Tomó mis manitas, más pequeña que cualquiera de sus rugosos dedos, y apretándolas no demasiado duro, dijo:
-Has descubierto el Universo. Eso me obliga ahora a intercambiar en esta fresca noche con ustedes algunas palabras.
-Escuchemos –dijo Aurelino, con su dedo índice acostado sobre todo el largo de la nariz.
-Soy –inició mirando las estrellas el Hombre de la Selva-- un ser humano que nació y crió en medio de los animales salvajes y feroces, las aves silvestres y cantoras y los árboles milenarios y verdes. De ellos aprendí el valor de la armonía y la convivencia y aprendí que la brisa es música. Desde niño observaba vivir a los animales que respetaban más su condición de animales que el hombre su condición de hombre. Los seres vivos relacionados formaban sobre la tierra el ecosistema; los organismos animales y vegetales, el bosque; mis padres y mis hermanos, la humanidad. Desconocían quizás el Dios que ustedes esta noche anuncian, pero le obedecían cuando convivían y proclamaban el amor. Conocer al Señor es hacer lo que él mando, aunque varíen las formas y las culturas. No les he dado muerte porque he aprendido en medio de este vasto mundo que la convivencia entre los seres humanos sólo la sostiene eternamente la caridad del amor al prójimo.
-Seamos uno, y proclamemos la civilización del amor –le interrumpe Aurelino--. La selva la necesita.
-¡Es que ya lo tenemos! –rugió Augusto Sanz--. El Evangelio es compartir, nosotros compartimos. El Evangelio es comunión, nosotros partimos en comunidad el pan. Nuestro principal mandamiento es: Amar al Prójimo Más que a Sí Mismo.
-Pues no necesitan más nada –me adelanté a decir, superados ya mi timidez y nerviosismo.
-Es todo lo contrario –continuó Augusto Sanz Villamercedes--. La selva necesita pelear para que todo aquello perdure. Los pueblos de esta América quieren darnos lo que todavía ellos no han experimentado y que nosotros tenemos de sobra. En sus tierras aún no ha sonreído la Justicia de Dios. Sus hombres, sus políticos han negado lo que ustedes hoy predican. ¿Es posible que se predique sin el ejemplo? En esta Patria Inmensa, el Evangelio no sólo debe proclamarse en los altares de las Iglesias. Debe caminar las calles, hacerse sentir sobre la gente, cantar entre las multitudes, reinar desde los Palacios de Gobierno. Hagan que sus hombres vivan ese mensaje y luego tráiganlo a la selva para que evaluemos los puntos de coincidencia. Con serenidad y sencillez, llévenlo a todos los barrios de sus pueblos y háganlo una sola voz: la voz de los que quieren vivir. Dios llama a todos a hacer realidad su reino en medio del hambre y las continuas violaciones a los derechos humanos. ¡Hagan la revolución e instauren el Gobierno del Señor!

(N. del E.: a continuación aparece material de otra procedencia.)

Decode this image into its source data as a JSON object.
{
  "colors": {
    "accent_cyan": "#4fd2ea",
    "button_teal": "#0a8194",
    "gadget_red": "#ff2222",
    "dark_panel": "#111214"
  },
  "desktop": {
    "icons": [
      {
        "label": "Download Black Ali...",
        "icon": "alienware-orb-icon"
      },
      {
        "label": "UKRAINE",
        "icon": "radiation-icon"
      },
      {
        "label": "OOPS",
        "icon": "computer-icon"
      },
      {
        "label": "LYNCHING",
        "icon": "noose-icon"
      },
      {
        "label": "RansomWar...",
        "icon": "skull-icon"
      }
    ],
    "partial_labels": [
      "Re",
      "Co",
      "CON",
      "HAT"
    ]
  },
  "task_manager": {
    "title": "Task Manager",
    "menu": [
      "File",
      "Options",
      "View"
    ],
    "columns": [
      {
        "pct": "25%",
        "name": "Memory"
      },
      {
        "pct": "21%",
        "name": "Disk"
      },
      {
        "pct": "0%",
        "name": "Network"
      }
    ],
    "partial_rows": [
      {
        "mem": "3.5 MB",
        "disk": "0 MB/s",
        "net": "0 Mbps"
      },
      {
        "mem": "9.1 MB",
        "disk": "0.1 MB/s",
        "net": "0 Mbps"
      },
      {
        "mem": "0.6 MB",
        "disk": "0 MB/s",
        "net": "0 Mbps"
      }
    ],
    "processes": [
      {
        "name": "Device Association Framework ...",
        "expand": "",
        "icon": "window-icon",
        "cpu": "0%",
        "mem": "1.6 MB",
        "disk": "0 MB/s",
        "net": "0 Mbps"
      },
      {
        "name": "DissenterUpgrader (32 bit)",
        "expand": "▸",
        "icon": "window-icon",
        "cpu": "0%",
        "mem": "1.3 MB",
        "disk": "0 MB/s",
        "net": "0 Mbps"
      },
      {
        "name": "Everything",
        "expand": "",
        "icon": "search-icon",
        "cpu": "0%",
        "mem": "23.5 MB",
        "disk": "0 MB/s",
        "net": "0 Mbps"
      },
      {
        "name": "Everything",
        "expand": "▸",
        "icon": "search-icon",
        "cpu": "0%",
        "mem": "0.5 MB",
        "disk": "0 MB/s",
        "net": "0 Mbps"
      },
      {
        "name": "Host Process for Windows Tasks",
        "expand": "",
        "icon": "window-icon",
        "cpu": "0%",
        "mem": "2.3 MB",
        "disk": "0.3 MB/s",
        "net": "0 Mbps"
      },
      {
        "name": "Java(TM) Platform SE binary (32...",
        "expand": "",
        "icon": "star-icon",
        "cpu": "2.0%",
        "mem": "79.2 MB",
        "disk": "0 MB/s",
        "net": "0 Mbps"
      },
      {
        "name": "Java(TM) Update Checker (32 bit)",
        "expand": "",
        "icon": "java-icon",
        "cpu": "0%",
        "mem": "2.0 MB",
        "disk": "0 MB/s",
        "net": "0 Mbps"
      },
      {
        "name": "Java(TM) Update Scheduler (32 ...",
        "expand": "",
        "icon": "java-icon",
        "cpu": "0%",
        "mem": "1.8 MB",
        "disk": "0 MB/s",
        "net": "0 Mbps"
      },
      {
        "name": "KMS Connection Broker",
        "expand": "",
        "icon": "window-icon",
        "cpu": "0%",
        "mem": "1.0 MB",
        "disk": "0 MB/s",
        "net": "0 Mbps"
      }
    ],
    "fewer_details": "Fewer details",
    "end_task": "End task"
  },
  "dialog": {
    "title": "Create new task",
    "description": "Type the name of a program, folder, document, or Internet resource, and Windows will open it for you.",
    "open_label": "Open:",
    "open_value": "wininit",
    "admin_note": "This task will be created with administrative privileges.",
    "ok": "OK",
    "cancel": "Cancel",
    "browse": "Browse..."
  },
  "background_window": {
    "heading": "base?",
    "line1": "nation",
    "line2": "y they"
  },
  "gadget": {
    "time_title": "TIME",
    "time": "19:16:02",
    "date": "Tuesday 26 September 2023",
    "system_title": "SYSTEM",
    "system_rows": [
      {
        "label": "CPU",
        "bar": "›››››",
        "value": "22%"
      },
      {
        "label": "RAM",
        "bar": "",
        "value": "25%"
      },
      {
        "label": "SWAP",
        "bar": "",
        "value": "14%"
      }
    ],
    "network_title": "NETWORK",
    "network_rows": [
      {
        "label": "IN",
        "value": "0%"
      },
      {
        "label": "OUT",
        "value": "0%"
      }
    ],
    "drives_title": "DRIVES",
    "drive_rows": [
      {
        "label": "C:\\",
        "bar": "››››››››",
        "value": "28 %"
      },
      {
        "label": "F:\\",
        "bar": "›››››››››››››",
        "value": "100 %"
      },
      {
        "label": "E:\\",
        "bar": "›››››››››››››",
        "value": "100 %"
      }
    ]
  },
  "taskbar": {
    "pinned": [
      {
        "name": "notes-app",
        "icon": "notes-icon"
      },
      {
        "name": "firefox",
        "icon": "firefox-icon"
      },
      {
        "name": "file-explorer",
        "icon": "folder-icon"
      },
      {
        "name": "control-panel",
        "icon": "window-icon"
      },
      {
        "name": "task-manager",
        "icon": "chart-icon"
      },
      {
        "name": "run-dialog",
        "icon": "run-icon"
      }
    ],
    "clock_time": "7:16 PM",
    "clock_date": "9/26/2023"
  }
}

-Los hombres se resisten a recibir a Cristo –me adelanté a decir--, por eso elegimos la selva.
-Eso no es excusa –Augusto Sanz lanza otra vez sobre mí su cara enorme--. En sus tierras trabajen hasta el final y díganles a los hombres que dirigen, que Jesús ha llegado para ocupar sus lugares en los Palacios de Gobierno, que los humildes necesitan vivir, que es hora de la utopía de la liberación, que soplan nuevos vientos y que la fe ha terminado por asumir su verdadero rol. Eso es predicar el Evangelio. Punto.
El sueño nos atrapó en medio de su brillantísima exposición que parecía haber venido desde la nada para indicarnos el verdadero camino de la felicidad. Al otro día, cuando despertamos, nos dijo no haber dormido durante toda la noche. Lanzó luego su potente brazo sobre la Biblia de José Luís, la ojeó con decidida paciencia y comentó:
-Me parece bien esta utopía.

Decidió acompañarnos hasta la línea perdida que divide a la barbarie de la civilización. Allí nos confió que estábamos ya fuera del peligro. Le soltamos desde el otro lado un adiós y él una sonrisa. Nos restaba un camino largo.